Florence Pagneux Publié le
Les Mooc continuent à faire leur mue
La plateforme Fun Mooc, ici à son lancement en 2013, abrite aujourd’hui 528 Moocs, produits par 131 établissements différents. // ©  ©LANIER/REA
Initiés en 2008 par deux chercheurs canadiens, les Mooc (Massive open online courses) n’ont pas tenu leur promesse de démocratisation des connaissances de l’enseignement supérieur français. Mais ils gardent tout leur intérêt pour renouveler l’approche pédagogique des formations initiales et ouvrir de nouveaux horizons à la formation professionnelle.

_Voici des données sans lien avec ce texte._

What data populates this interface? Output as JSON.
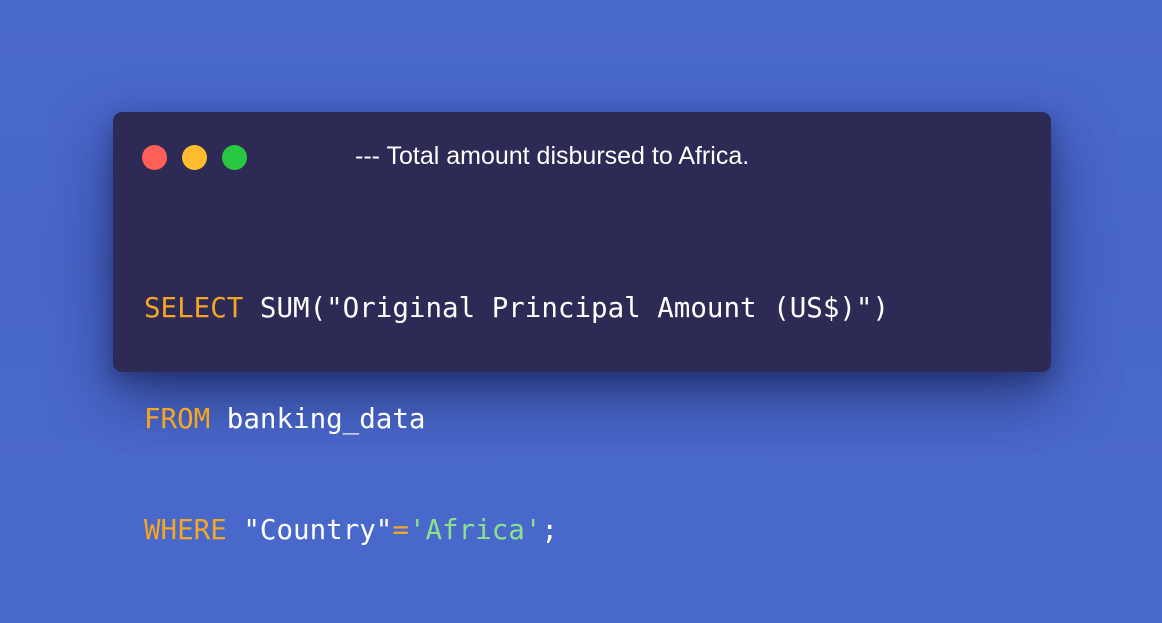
{
  "window": {
    "title": "--- Total amount disbursed to Africa."
  },
  "traffic_lights": {
    "close_color": "#ff5f57",
    "minimize_color": "#febc2e",
    "maximize_color": "#28c840"
  },
  "code": {
    "lines": [
      {
        "tokens": [
          {
            "type": "keyword",
            "text": "SELECT"
          },
          {
            "type": "plain",
            "text": " SUM(\"Original Principal Amount (US$)\")"
          }
        ]
      },
      {
        "tokens": [
          {
            "type": "keyword",
            "text": "FROM"
          },
          {
            "type": "plain",
            "text": " banking_data"
          }
        ]
      },
      {
        "tokens": [
          {
            "type": "keyword",
            "text": "WHERE"
          },
          {
            "type": "plain",
            "text": " \"Country\""
          },
          {
            "type": "operator",
            "text": "="
          },
          {
            "type": "string",
            "text": "'Africa'"
          },
          {
            "type": "plain",
            "text": ";"
          }
        ]
      }
    ]
  },
  "colors": {
    "background": "#4868cc",
    "window": "#2d2a55",
    "keyword": "#f5a623",
    "string": "#8be28b",
    "text": "#ffffff"
  }
}
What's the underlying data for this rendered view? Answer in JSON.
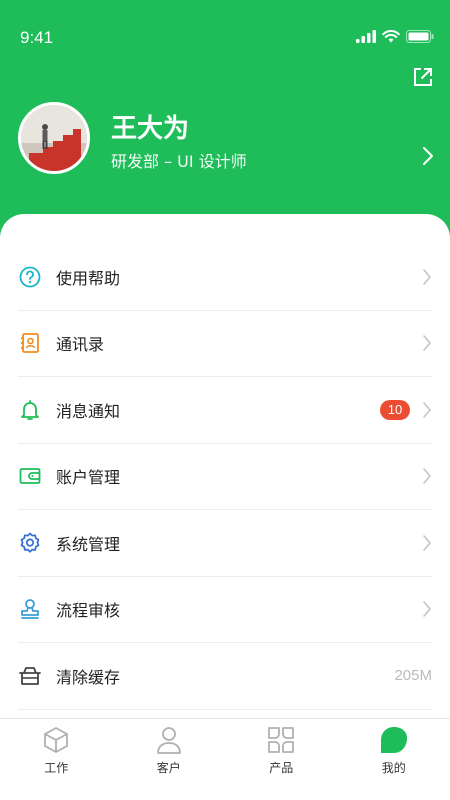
{
  "status_bar": {
    "time": "9:41"
  },
  "profile": {
    "name": "王大为",
    "department": "研发部 – UI 设计师"
  },
  "menu": [
    {
      "label": "使用帮助",
      "icon": "help-circle-icon"
    },
    {
      "label": "通讯录",
      "icon": "contacts-book-icon"
    },
    {
      "label": "消息通知",
      "icon": "bell-icon",
      "badge": "10"
    },
    {
      "label": "账户管理",
      "icon": "wallet-icon"
    },
    {
      "label": "系统管理",
      "icon": "gear-icon"
    },
    {
      "label": "流程审核",
      "icon": "stamp-icon"
    },
    {
      "label": "清除缓存",
      "icon": "cache-basket-icon",
      "value": "205M"
    }
  ],
  "tabs": [
    {
      "label": "工作",
      "icon": "cube-icon"
    },
    {
      "label": "客户",
      "icon": "person-icon"
    },
    {
      "label": "产品",
      "icon": "grid-icon"
    },
    {
      "label": "我的",
      "icon": "leaf-icon",
      "active": true
    }
  ],
  "colors": {
    "brand": "#1fbd5a",
    "badge": "#ec4d32",
    "icon_help": "#17b6c9",
    "icon_contacts": "#f08c1e",
    "icon_bell": "#1fbd5a",
    "icon_wallet": "#1fbd5a",
    "icon_gear": "#2f6fd6",
    "icon_stamp": "#3a9ed6",
    "icon_cache": "#444444"
  }
}
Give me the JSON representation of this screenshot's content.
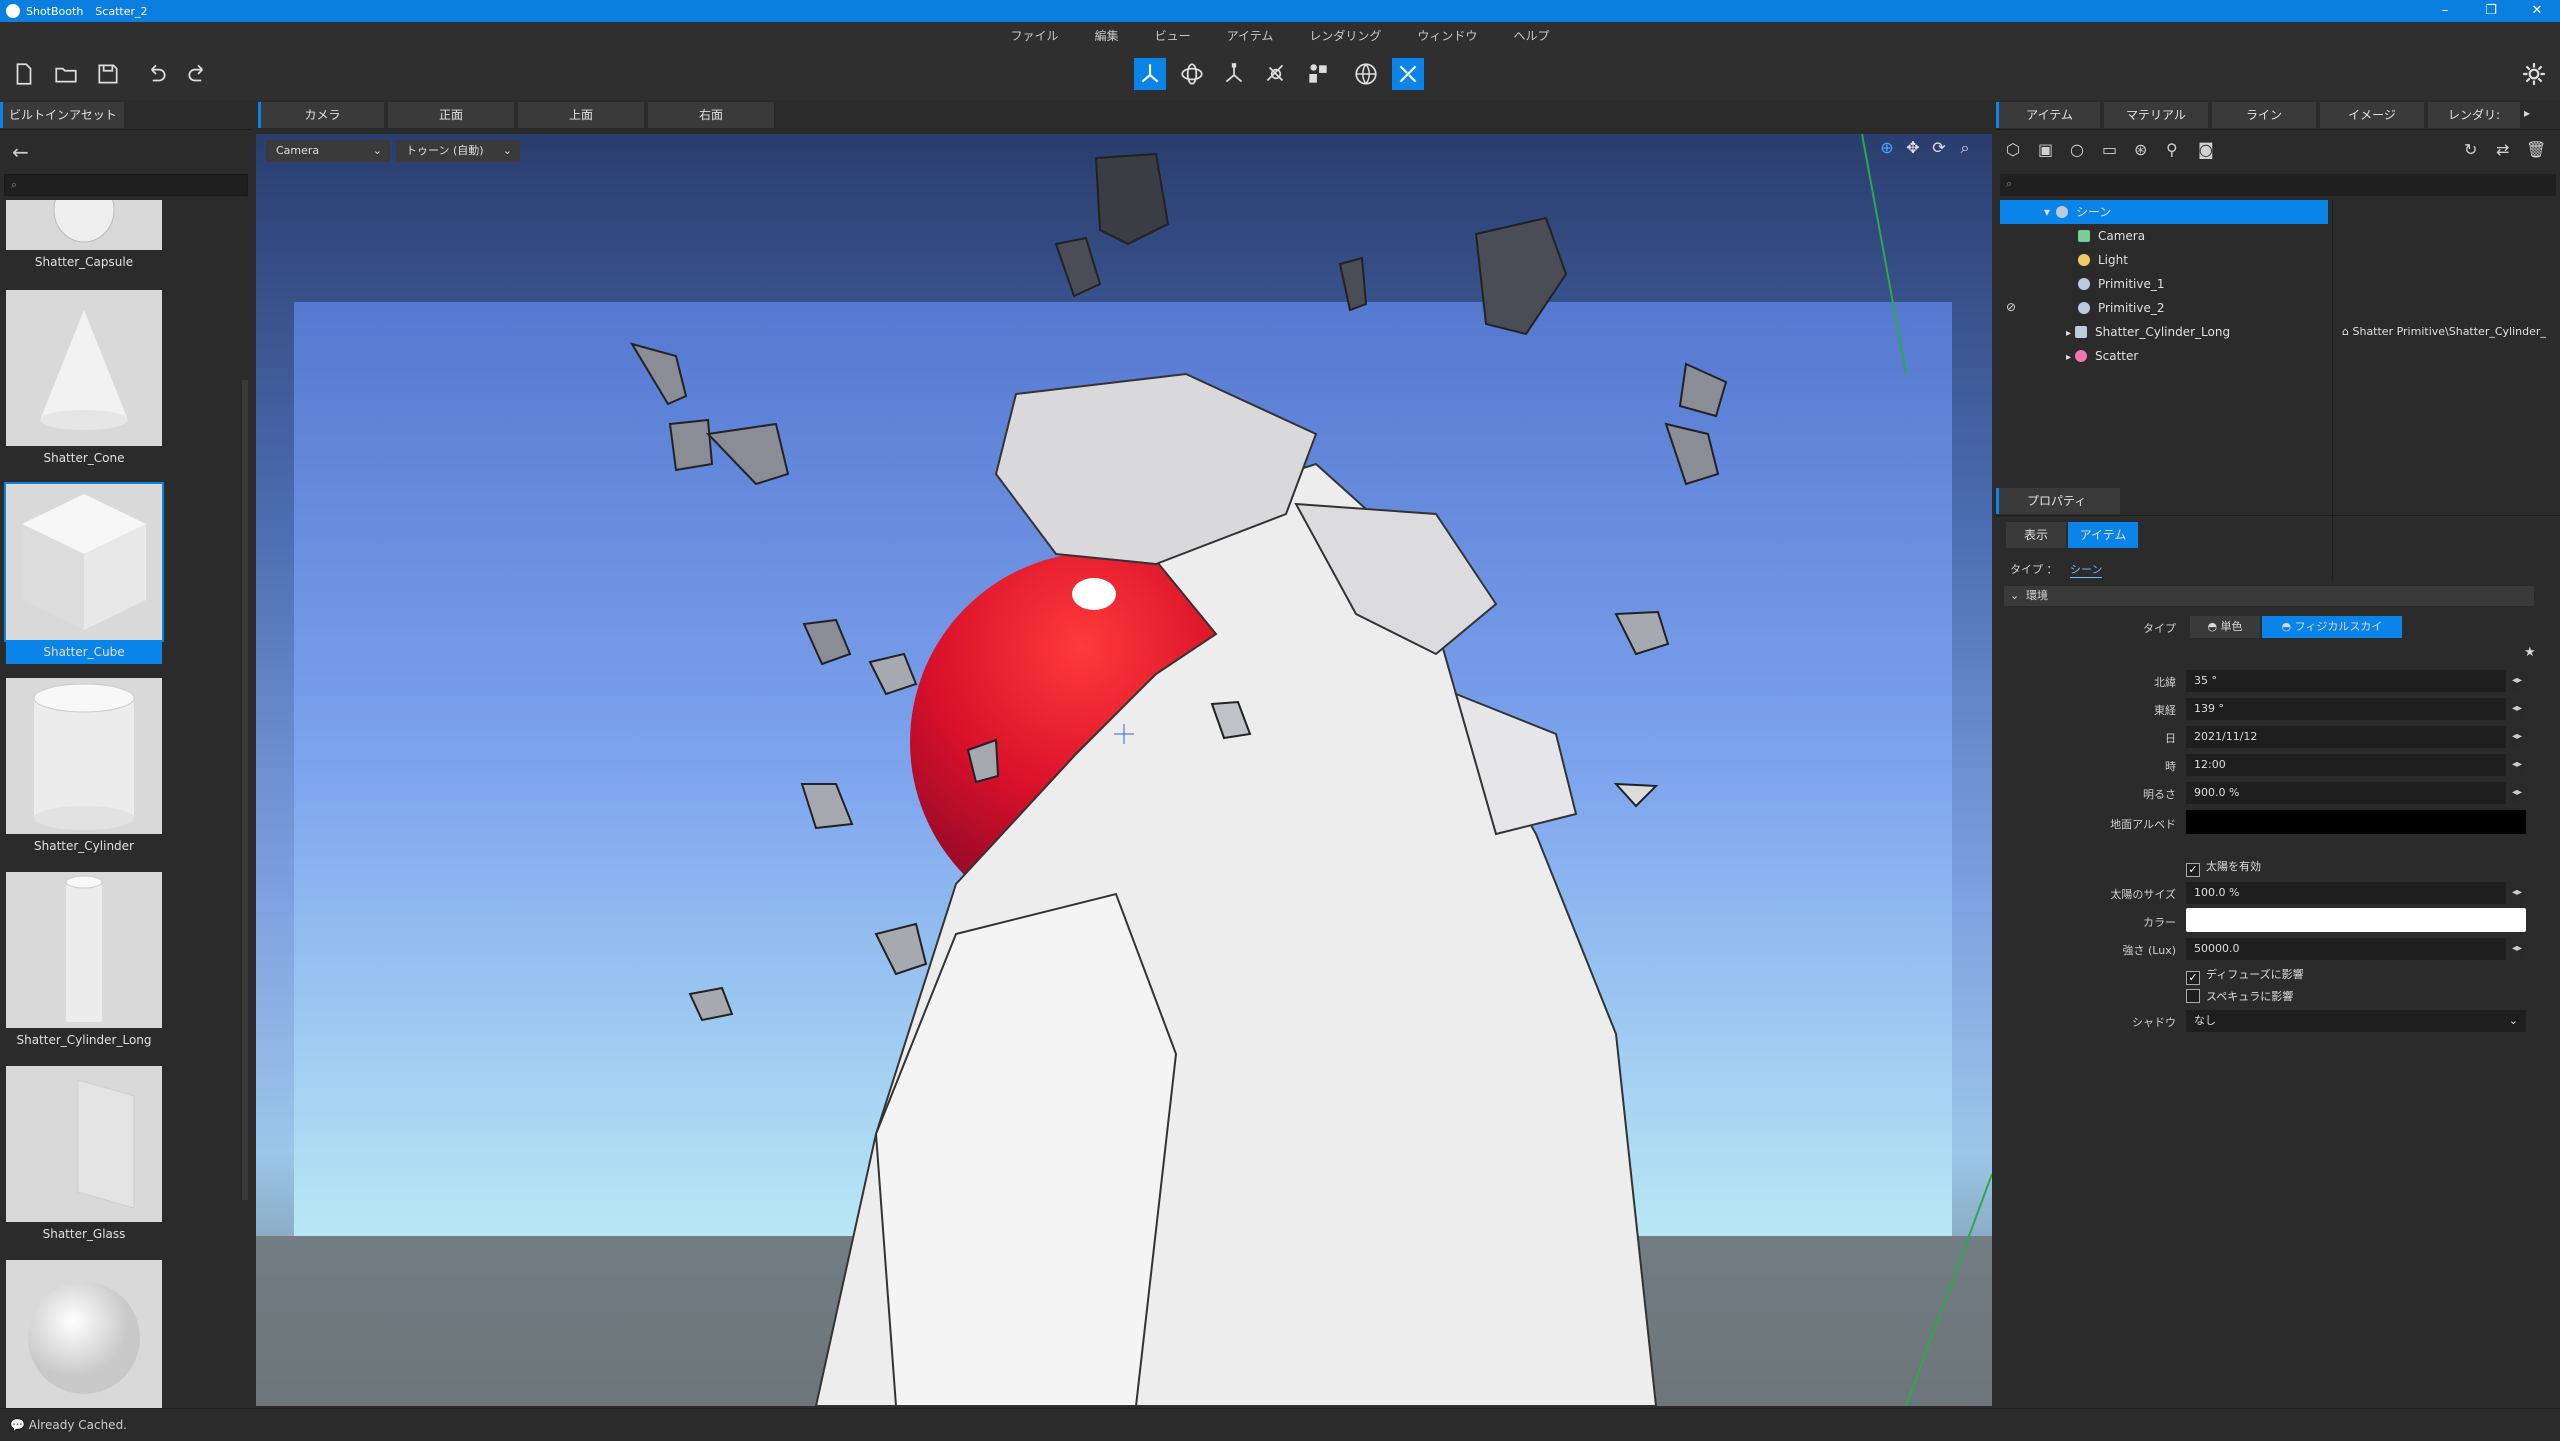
{
  "titlebar": {
    "app": "ShotBooth",
    "doc": "Scatter_2"
  },
  "menu": [
    "ファイル",
    "編集",
    "ビュー",
    "アイテム",
    "レンダリング",
    "ウィンドウ",
    "ヘルプ"
  ],
  "left_panel": {
    "tab": "ビルトインアセット",
    "assets": [
      "Shatter_Capsule",
      "Shatter_Cone",
      "Shatter_Cube",
      "Shatter_Cylinder",
      "Shatter_Cylinder_Long",
      "Shatter_Glass",
      ""
    ]
  },
  "viewport": {
    "tabs": [
      "カメラ",
      "正面",
      "上面",
      "右面"
    ],
    "camera_dropdown": "Camera",
    "shading_dropdown": "トゥーン (自動)"
  },
  "right_panel": {
    "tabs": [
      "アイテム",
      "マテリアル",
      "ライン",
      "イメージ",
      "レンダリ:"
    ],
    "tree": {
      "root": "シーン",
      "items": [
        "Camera",
        "Light",
        "Primitive_1",
        "Primitive_2",
        "Shatter_Cylinder_Long",
        "Scatter"
      ],
      "asset_path": "Shatter Primitive\\Shatter_Cylinder_"
    },
    "properties_tab": "プロパティ",
    "mode_tabs": [
      "表示",
      "アイテム"
    ],
    "type_label": "タイプ ：",
    "type_value": "シーン",
    "section": "環境",
    "env_type_label": "タイプ",
    "env_type_options": [
      "単色",
      "フィジカルスカイ"
    ],
    "fields": [
      {
        "label": "北緯",
        "value": "35 °"
      },
      {
        "label": "東経",
        "value": "139 °"
      },
      {
        "label": "日",
        "value": "2021/11/12"
      },
      {
        "label": "時",
        "value": "12:00"
      },
      {
        "label": "明るさ",
        "value": "900.0 %"
      }
    ],
    "ground_albedo_label": "地面アルベド",
    "sun_enable": "太陽を有効",
    "sun_size_label": "太陽のサイズ",
    "sun_size_value": "100.0 %",
    "color_label": "カラー",
    "intensity_label": "強さ (Lux)",
    "intensity_value": "50000.0",
    "affect_diffuse": "ディフューズに影響",
    "affect_specular": "スペキュラに影響",
    "shadow_label": "シャドウ",
    "shadow_value": "なし"
  },
  "status": "Already Cached.",
  "colors": {
    "accent": "#0a84e8",
    "titlebar": "#0a7fe0",
    "panel": "#2b2b2b"
  }
}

Le tourisme culturel, les clés de la laïcité, répondre aux défis de santé en Afrique, données et algorithmes… Une simple visite sur France université numérique (FUN), la plateforme française des Mooc (Massive open online courses), permet d’entrevoir la diversité des propositions faites aux internautes soucieux d’acquérir de nouvelles connaissances. "Les établissements continuent à en produire régulièrement", souligne Catherine Mongenet, directrice de la plateforme, lancée en 2013 par le MESRI. De 25 modules réalisés par 10 établissements à ses débuts, le site en abrite aujourd’hui 528, produits par 131 établissements différents.

Il s’agit en majorité d’universités ou de grandes écoles, mais aussi d’opérateurs privés comme l’Institut Pasteur, Wikipédia (pour apprendre à devenir contributeur), ou, bientôt, des organismes de services à la personne. Si, passé l’effet de mode des premières années, la production de Mooc perdure, on est bien loin de la démocratisation annoncée des contenus académiques. "Si l’on s’en tient à cette définition, les Mooc n’ont effectivement pas tenu leur promesse, poursuit la directrice. Mais ils recouvrent en réalité toute une gamme de fonctions, allant des cours gratuits à de nouveaux parcours de formation initiale en passant par une offre de formation continue pour les entreprises". En clair, les Mooc ne sont pas morts, ils ont simplement fait leur mue.

"Pas de révolution"

"La révolution des Mooc n’a pas eu lieu dans l’enseignement supérieur, confirme Éric Vantroeyen, chargé de mission "e-learning" à l’école Polytechnique et animateur du groupe Stratégie numérique et formation à distance au sein de la Conférence des grandes écoles (CGE). Au début, tout le monde voulait créer un Mooc, sans forcément savoir ce qu’il fallait faire. Aujourd’hui, nos établissements continuent sur cette lancée, mais pas pour les mêmes raisons".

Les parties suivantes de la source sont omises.